In this assignment, you will conduct an ANCOVA analysis, which will include:
- Checking whether the CV is related to the DV
- Checking the homogeneity of regression assumption
- Conducting the ANCOVA to see if there is a relationship between the IV and DV after taking into account the CV
- Computing an effect size for the IV
- Examining post-hoc analyses to determine the significance of pairwise comparisons
- Providing an APA-format write-up of the analysis
This week’s dataset is similar to the dataset you used for the last assignment. You have data from 89 students and you want to see if the number of graduate school applications students submit differs based on the type of program to which they are applying [Program Type: 1 = Master’s of Business Administration (MBA), 2 = Master of Arts (MA), 3= Doctor of Philosophy (PhD)]. From previous analyses, you know that GRE quantitative scores significantly predict the number of graduate school applications that are submitted. Thus, you want to conduct this analysis as an ANCOVA in which GRE Quantitative will be used as the covariate (CV). The dataset is saved on eCourseware as “Assignment 10 ANCOVA.sav.”
- Before you use GRE Quantitative as a CV, you have to make sure it meets the criteria of a good covariate.
- First make sure the GRE Quantitative and Grad School Applications are sufficiently correlated. Go to “Analyze”, choose “Correlate” and click on “Bivariate...” Move the variables under “Variables” and press “OK” to run the correlation. Is GRE Quantitative correlated enough with your DV to be used as a CV? What information did you use to decide?
- Why is the above step important? In other words, why is it necessary to test if the CV is correlated with the DV?
- The second criterion of a good covariate is that it does not significantly predict the independent variable. In other words, there should not be a significant difference between the levels of the IV on GRE Quantitative. To check for this, run a one-way ANOVA by going to “Analyze”, “Compare Means”, and “One-Way ANOVA.” Examine your output. Does GRE Quantitative still appear to meet the criteria for a good covariate? What specific information on the output did you use to decide?
- Why is the above step important? In other words, why is it necessary to test if the CV significantly predicts the independent variable?
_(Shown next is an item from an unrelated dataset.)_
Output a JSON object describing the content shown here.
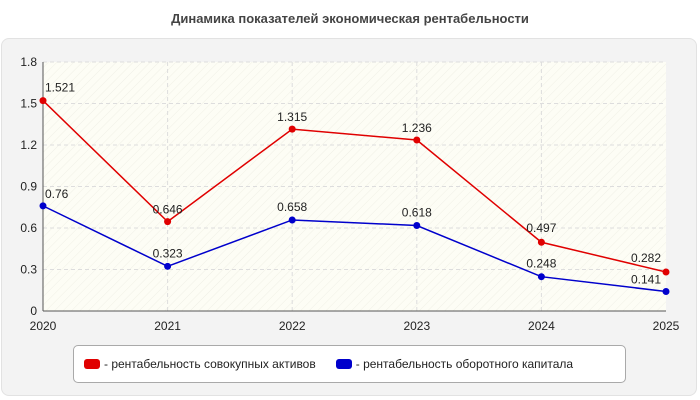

- Now you have to make sure your CV meets the homogeneity of regression assumption. To check this assumption, you will run a customized ANCOVA model that includes an interaction term between the CV and IV. (You have to run the custom model because the interaction term is not included by default in SPSS under the Full factorial model). To do this, click on “Analyze”, “General Linear Model,” and then click on “Univariate.” Select GradSchoolApplications as the DV, ProgramType as the Fixed Factor (i.e., IV), and GREQuant as the Covariate. Click on “Model...” to specify the customized model. In the window that opens up, click on “Custom.” Then enter put both variables under “Model” on the right and, lastly, add the ProgramType by GREQuant interaction term by simultaneously highlighting both variables on the left and then clicking on the arrow to bring the interaction term over to the model. Click on “Continue” and then on “OK” to run the customized ANCOVA.
- Examine your output. If the ProgramType by GREQuant interaction is significant, you have failed to meet the homogeneity of regression assumption. According to the results, do you meet the assumption? What specific information in the output did you use to decide?
- Why is the above step important? In other words, why is it necessary to test if there is an interaction between the independent variable and the CV?
- In one sentence, and using APA format, report the F, degrees of freedom, and p-value that express the results of test of the homogeneity of regression assumption.
- Now that you have met the requirements and assumptions of ANCOVA, you can go ahead and conduct the (Full factorial) ANCOVA analysis. Go to “Analyze”, “General Linear Model,” and click on “Univariate.” Leave the variable selection in place; all you need to do is click on “Model...,” and then click on “Full factorial.” This lets SPSS know that you no longer wish to examine the presence of the ProgramType by GREQuant interaction term. Click on “Continue.” The last thing you need to do is select your follow-up analyses. To do this, click on “Options...,” move your IV under “Display Means for,” click “Compare main effects,” and under “Confidence interval adjustment” select “Bonferroni.” Click on “Continue” and then on “OK” to run the ANCOVA.
[Note: usually you would also select “Homogeneity tests” and report whether you meet the homogeneity of variance assumption. But, for the sake of brevity, you will not do this for this assignment.]
- Examine your output. Does Program Type have a significant effect on the number of graduate school applications that a student submits? What specific information in the output did you use to decide?
- Compute an effect size (ω2) for Program Type.
- Interpret the omega squared. What is the number specifically telling you about the relationship between the two variables?
- In one sentence, and using APA format, report the F, degrees of freedom, and p-value, and ω2 for Program Type.
- Because there is an overall effect for Program Type, the last thing you need to do is examine the Pairwise Comparisons table to see which pairs of groups differ from each other. Based on information provided in the table, which groups are significantly different from each other? What specific information in the table did you use to decide?
- Provide an APA-format write-up of the analysis. See the last two lecture slides for an example of the general requirements.